Dawkins claimed in the 2010 debate that the universe came about without a creator. Lawrence Krauss wrote a book to prove this claim, A Universe from Nothing: Why There is Something Rather than Nothing. Krauss used a paper by physicist Alexander Vilenkin that traces the origin of our universe to a point with no space-time. Aczel explains to the reader that Krauss misused this scientific paper. Vilenkin’s point of “nothingness,” Aczel says, is not absolute nothingness but is “embedded in a preexisting medium: the quantum foam that existed before the creation of our universe.” The quantum foam is not a “nothing” but a “something,” and the question of how the universe was created remains unanswered. Aczel calls Krauss’ universe out of nothing “a figment of the imagination.”

The New Atheists’ hubris goes beyond misstatements of scientific conclusions. They assume, Aczel writes, that science can explain the unexplainable. “Science has severe limitations when it comes to determining the existence of God…there are always facts within any mathematical structure that will remain forever outside our understanding.”

In a chapter titled “Engaging the Infinite,” Aczel tells how mathematicians have investigated the concept of infinity. The “continuum hypothesis” attempted to understand space and its infinitely many points, but logician Kurt Godel demonstrated mathematically that it is impossible to prove or disprove this hypothesis. Moreover, Godel’s work showed mathematically that “some truths about infinity can never be known to us.” Aczel, himself a mathematician, emphasizes that this is not a hypothesis but a proven statement, accepted as true by all mathematicians.

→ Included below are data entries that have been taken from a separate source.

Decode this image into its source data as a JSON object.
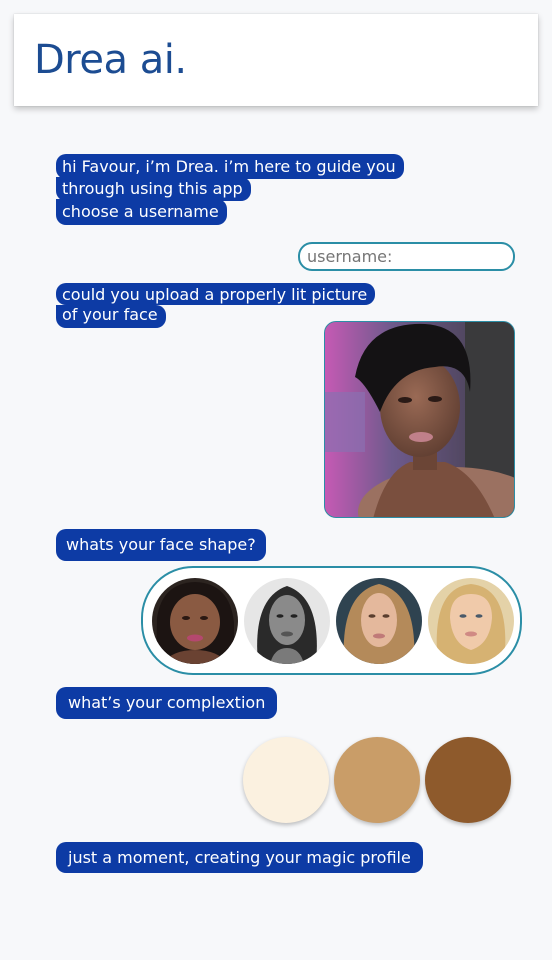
{
  "header": {
    "title": "Drea ai."
  },
  "chat": {
    "greeting_lines": [
      "hi Favour, i’m Drea. i’m here to guide you",
      "through using this app",
      "choose a username"
    ],
    "username_placeholder": "username:",
    "upload_lines": [
      "could you upload a properly lit picture",
      "of your face"
    ],
    "face_shape_question": "whats your face shape?",
    "complexion_question": "what’s your complextion",
    "final_message": "just a moment, creating your magic profile"
  },
  "colors": {
    "bubble": "#0d3ba5",
    "accent": "#2b8ea6",
    "title": "#1c4c92",
    "complexions": [
      "#fbf1e0",
      "#c99d68",
      "#8e5a2c"
    ]
  },
  "face_shape_options": [
    {
      "icon": "round-face-photo"
    },
    {
      "icon": "oval-face-photo"
    },
    {
      "icon": "long-face-photo"
    },
    {
      "icon": "heart-face-photo"
    }
  ]
}
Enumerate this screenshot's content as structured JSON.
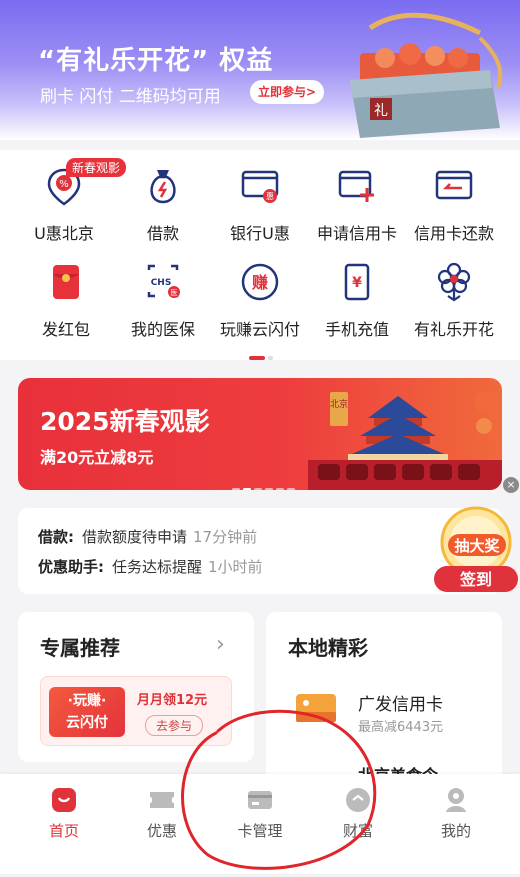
{
  "hero": {
    "title": "“有礼乐开花” 权益",
    "subtitle": "刷卡  闪付  二维码均可用",
    "cta": "立即参与>",
    "gift_box_label": "礼"
  },
  "services": [
    {
      "label": "U惠北京",
      "icon": "u-hui-beijing-icon",
      "badge": "新春观影"
    },
    {
      "label": "借款",
      "icon": "loan-bag-icon"
    },
    {
      "label": "银行U惠",
      "icon": "bank-card-hui-icon"
    },
    {
      "label": "申请信用卡",
      "icon": "apply-card-icon"
    },
    {
      "label": "信用卡还款",
      "icon": "card-repay-icon"
    },
    {
      "label": "发红包",
      "icon": "red-packet-icon"
    },
    {
      "label": "我的医保",
      "icon": "medical-insurance-icon",
      "icon_text": "CHS"
    },
    {
      "label": "玩赚云闪付",
      "icon": "earn-icon",
      "icon_text": "赚"
    },
    {
      "label": "手机充值",
      "icon": "phone-recharge-icon",
      "icon_text": "¥"
    },
    {
      "label": "有礼乐开花",
      "icon": "flower-icon"
    }
  ],
  "banner": {
    "title": "2025新春观影",
    "subtitle": "满20元立减8元",
    "sign_text": "北京",
    "close": "×"
  },
  "notices": [
    {
      "key": "借款:",
      "value": "借款额度待申请",
      "time": "17分钟前"
    },
    {
      "key": "优惠助手:",
      "value": "任务达标提醒",
      "time": "1小时前"
    }
  ],
  "lottery": {
    "top": "抽大奖",
    "bottom": "签到"
  },
  "recommend": {
    "title": "专属推荐",
    "chevron": "›",
    "promo_tag_line1": "·玩赚·",
    "promo_tag_line2": "云闪付",
    "promo_text": "月月领12元",
    "promo_button": "去参与"
  },
  "local": {
    "title": "本地精彩",
    "item_name": "广发信用卡",
    "item_desc": "最高减6443元",
    "next_item": "北京美食令"
  },
  "tabbar": [
    {
      "label": "首页",
      "icon": "home-icon",
      "active": true
    },
    {
      "label": "优惠",
      "icon": "coupon-icon",
      "active": false
    },
    {
      "label": "卡管理",
      "icon": "card-manage-icon",
      "active": false
    },
    {
      "label": "财富",
      "icon": "wealth-icon",
      "active": false
    },
    {
      "label": "我的",
      "icon": "profile-icon",
      "active": false
    }
  ],
  "colors": {
    "brand_red": "#e0323a",
    "hero_purple": "#7b6cf0",
    "annotation_red": "#e0252b"
  }
}
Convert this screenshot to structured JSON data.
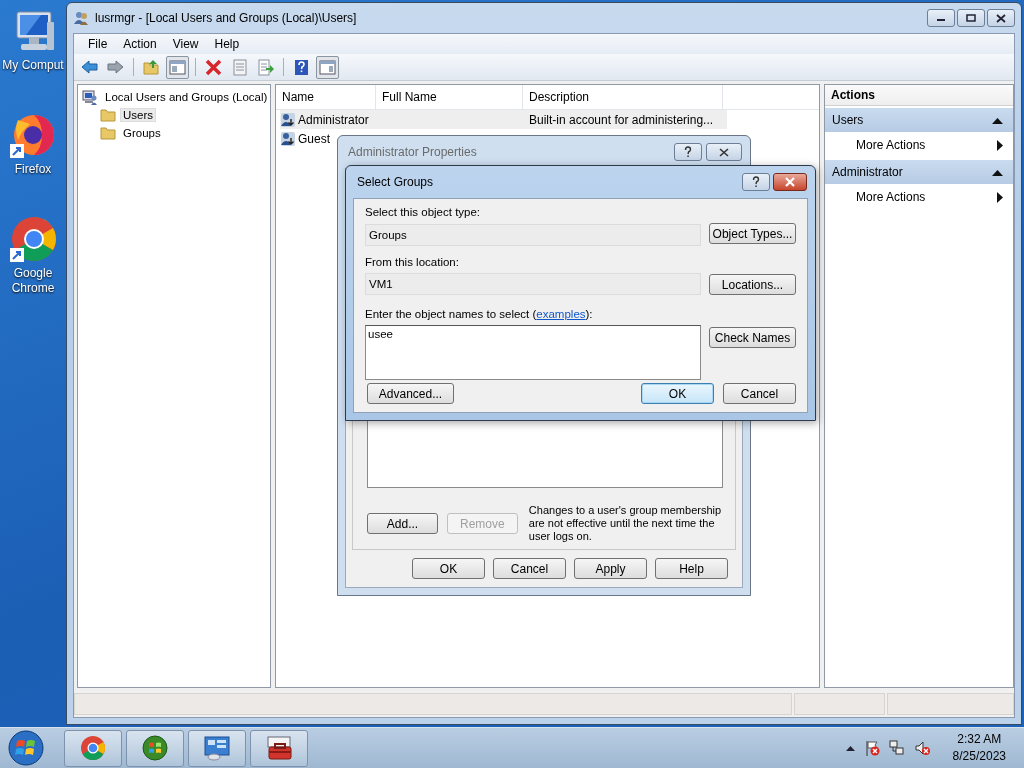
{
  "desktop_icons": [
    {
      "label": "My Comput",
      "kind": "computer"
    },
    {
      "label": "Firefox",
      "kind": "firefox"
    },
    {
      "label": "Google Chrome",
      "kind": "chrome"
    }
  ],
  "main_window": {
    "title": "lusrmgr - [Local Users and Groups (Local)\\Users]",
    "menu": [
      "File",
      "Action",
      "View",
      "Help"
    ],
    "tree": {
      "label": "Local Users and Groups (Local)",
      "children": [
        {
          "label": "Users",
          "selected": true
        },
        {
          "label": "Groups",
          "selected": false
        }
      ]
    },
    "list": {
      "columns": [
        "Name",
        "Full Name",
        "Description"
      ],
      "rows": [
        {
          "name": "Administrator",
          "description": "Built-in account for administering...",
          "selected": true
        },
        {
          "name": "Guest",
          "selected": false
        }
      ]
    },
    "actions": {
      "title": "Actions",
      "sections": [
        {
          "title": "Users",
          "expanded": true,
          "items": [
            "More Actions"
          ]
        },
        {
          "title": "Administrator",
          "expanded": true,
          "items": [
            "More Actions"
          ]
        }
      ]
    }
  },
  "properties_dialog": {
    "title": "Administrator Properties",
    "member_buttons": [
      {
        "label": "Add...",
        "disabled": false
      },
      {
        "label": "Remove",
        "disabled": true
      }
    ],
    "note": "Changes to a user's group membership are not effective until the next time the user logs on.",
    "buttons": [
      "OK",
      "Cancel",
      "Apply",
      "Help"
    ]
  },
  "select_dialog": {
    "title": "Select Groups",
    "object_type_label": "Select this object type:",
    "object_type": "Groups",
    "object_types_button": "Object Types...",
    "location_label": "From this location:",
    "location": "VM1",
    "locations_button": "Locations...",
    "names_label": "Enter the object names to select (",
    "names_link": "examples",
    "names_label_end": "):",
    "names_value": "usee",
    "check_names_button": "Check Names",
    "advanced_button": "Advanced...",
    "buttons": [
      {
        "label": "OK",
        "default": true
      },
      {
        "label": "Cancel",
        "default": false
      }
    ]
  },
  "taskbar": {
    "clock": {
      "time": "2:32 AM",
      "date": "8/25/2023"
    }
  }
}
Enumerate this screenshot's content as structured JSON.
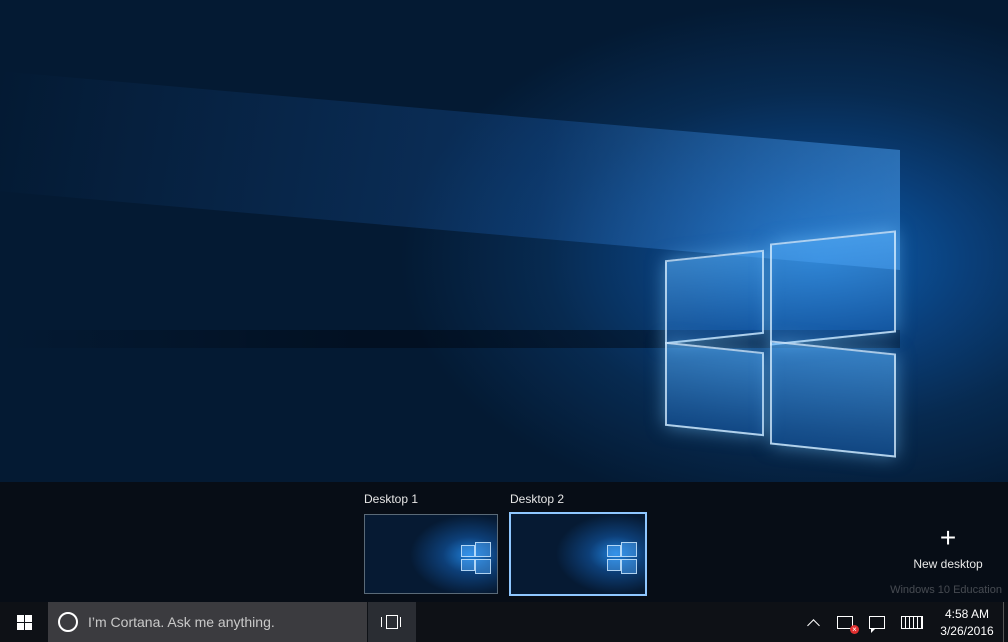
{
  "task_view": {
    "desktops": [
      {
        "label": "Desktop 1",
        "active": false
      },
      {
        "label": "Desktop 2",
        "active": true
      }
    ],
    "new_desktop_label": "New desktop",
    "new_desktop_icon": "plus-icon",
    "watermark": "Windows 10 Education"
  },
  "taskbar": {
    "start_icon": "windows-logo-icon",
    "search_placeholder": "I’m Cortana. Ask me anything.",
    "search_icon": "cortana-circle-icon",
    "task_view_icon": "task-view-icon",
    "tray": {
      "icons": [
        "chevron-up-icon",
        "network-disconnected-icon",
        "action-center-icon",
        "touch-keyboard-icon"
      ],
      "time": "4:58 AM",
      "date": "3/26/2016"
    }
  },
  "colors": {
    "taskbar_bg": "#0e1116",
    "search_bg": "#3b3b3f",
    "active_border": "#8fc7ff",
    "accent_blue": "#1f7fd8"
  }
}
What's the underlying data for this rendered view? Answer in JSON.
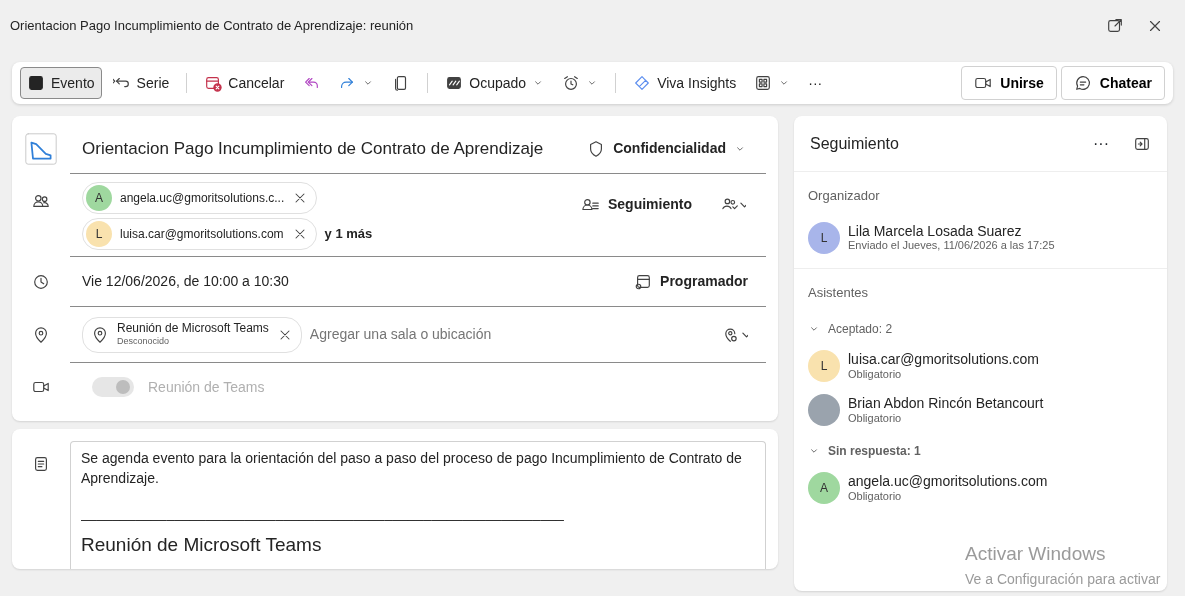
{
  "window": {
    "title": "Orientacion Pago Incumplimiento de Contrato de Aprendizaje: reunión"
  },
  "toolbar": {
    "groups": [
      [
        {
          "label": "Evento",
          "selected": true,
          "dropdown": false
        },
        {
          "label": "Serie",
          "selected": false,
          "dropdown": false
        }
      ],
      [
        {
          "label": "Cancelar",
          "selected": false,
          "dropdown": false
        },
        {
          "selected": false,
          "dropdown": false
        },
        {
          "selected": false,
          "dropdown": true
        },
        {
          "selected": false,
          "dropdown": false
        }
      ],
      [
        {
          "label": "Ocupado",
          "selected": false,
          "dropdown": true
        },
        {
          "selected": false,
          "dropdown": true
        }
      ],
      [
        {
          "label": "Viva Insights",
          "selected": false,
          "dropdown": false
        },
        {
          "selected": false,
          "dropdown": true
        },
        {
          "label": "···",
          "selected": false,
          "dropdown": false
        }
      ]
    ],
    "actions": [
      "Unirse",
      "Chatear"
    ]
  },
  "form": {
    "title": "Orientacion Pago Incumplimiento de Contrato de Aprendizaje",
    "sensitivity": "Confidencialidad",
    "attendees": [
      {
        "initial": "A",
        "email": "angela.uc@gmoritsolutions.c...",
        "color": "#9fd89f"
      },
      {
        "initial": "L",
        "email": "luisa.car@gmoritsolutions.com",
        "color": "#f9e2ae"
      }
    ],
    "more": "y 1 más",
    "tracking": "Seguimiento",
    "date": "Vie 12/06/2026, de 10:00 a 10:30",
    "scheduler": "Programador",
    "location": {
      "title": "Reunión de Microsoft Teams",
      "subtitle": "Desconocido",
      "placeholder": "Agregar una sala o ubicación"
    },
    "teams": {
      "label": "Reunión de Teams",
      "on": true,
      "disabled": true
    }
  },
  "body": {
    "paragraph": "Se agenda evento para la orientación del paso a paso del proceso de pago Incumplimiento de Contrato de Aprendizaje.",
    "rule": "______________________________________________________________",
    "heading": "Reunión de Microsoft Teams"
  },
  "panel": {
    "title": "Seguimiento",
    "more": "···",
    "organizer_heading": "Organizador",
    "organizer": {
      "initial": "L",
      "name": "Lila Marcela Losada Suarez",
      "detail": "Enviado el Jueves, 11/06/2026 a las 17:25",
      "color": "#a8b5ea"
    },
    "attendees_heading": "Asistentes",
    "groups": [
      {
        "label": "Aceptado: 2",
        "expanded": true,
        "people": [
          {
            "kind": "initial",
            "initial": "L",
            "name": "luisa.car@gmoritsolutions.com",
            "role": "Obligatorio",
            "color": "#f9e2ae"
          },
          {
            "kind": "photo",
            "name": "Brian Abdon Rincón Betancourt",
            "role": "Obligatorio"
          }
        ]
      },
      {
        "label": "Sin respuesta: 1",
        "expanded": true,
        "people": [
          {
            "kind": "initial",
            "initial": "A",
            "name": "angela.uc@gmoritsolutions.com",
            "role": "Obligatorio",
            "color": "#9fd89f"
          }
        ]
      }
    ]
  },
  "os_notice": {
    "title": "Activar Windows",
    "text": "Ve a Configuración para activar"
  }
}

Why Science Does Not Disprove God contains a bibliography, notes with sources for the quotations, and a list of 35 authorities interviewed by the author. The list includes many scientists, plus a few theologians. Aczel writes little in the book about religion, but he emphasizes that he respects faith and considers both spirituality and science to be integral parts of the search for truth and meaning. 

In the concluding chapter, Aczel reminds readers that his purpose was not to prove the existence of God, but to argue that science has not disproved God’s existence. Science has not answered the New Atheists’ question, “If God made the universe, who made God?” Not being able to answer that question does not prove that God does not exist. Instead, it may mean that the question of who “created God” is outside the capacity of science and mathematics to answer. “We do know that the universe did not come out of the void all by itself: something preceded the Big Bang, and that “something” is unreachable to our science and may well remain so forever.”

Aczel wants to caution all who, like the New Atheists, would pursue the truth by “zealous agenda.” Real science, he asserts, does not engage in righteous attacks. Real science does not overreach. And real science needs no false claims made on its behalf as it works to illuminate the mysteries of our world.

Ann White is the retired chairwoman of the history department of the Edmund Burke School in Washington, DC. She holds a Ph.D. in Far Eastern history from the University of Pennsylvania.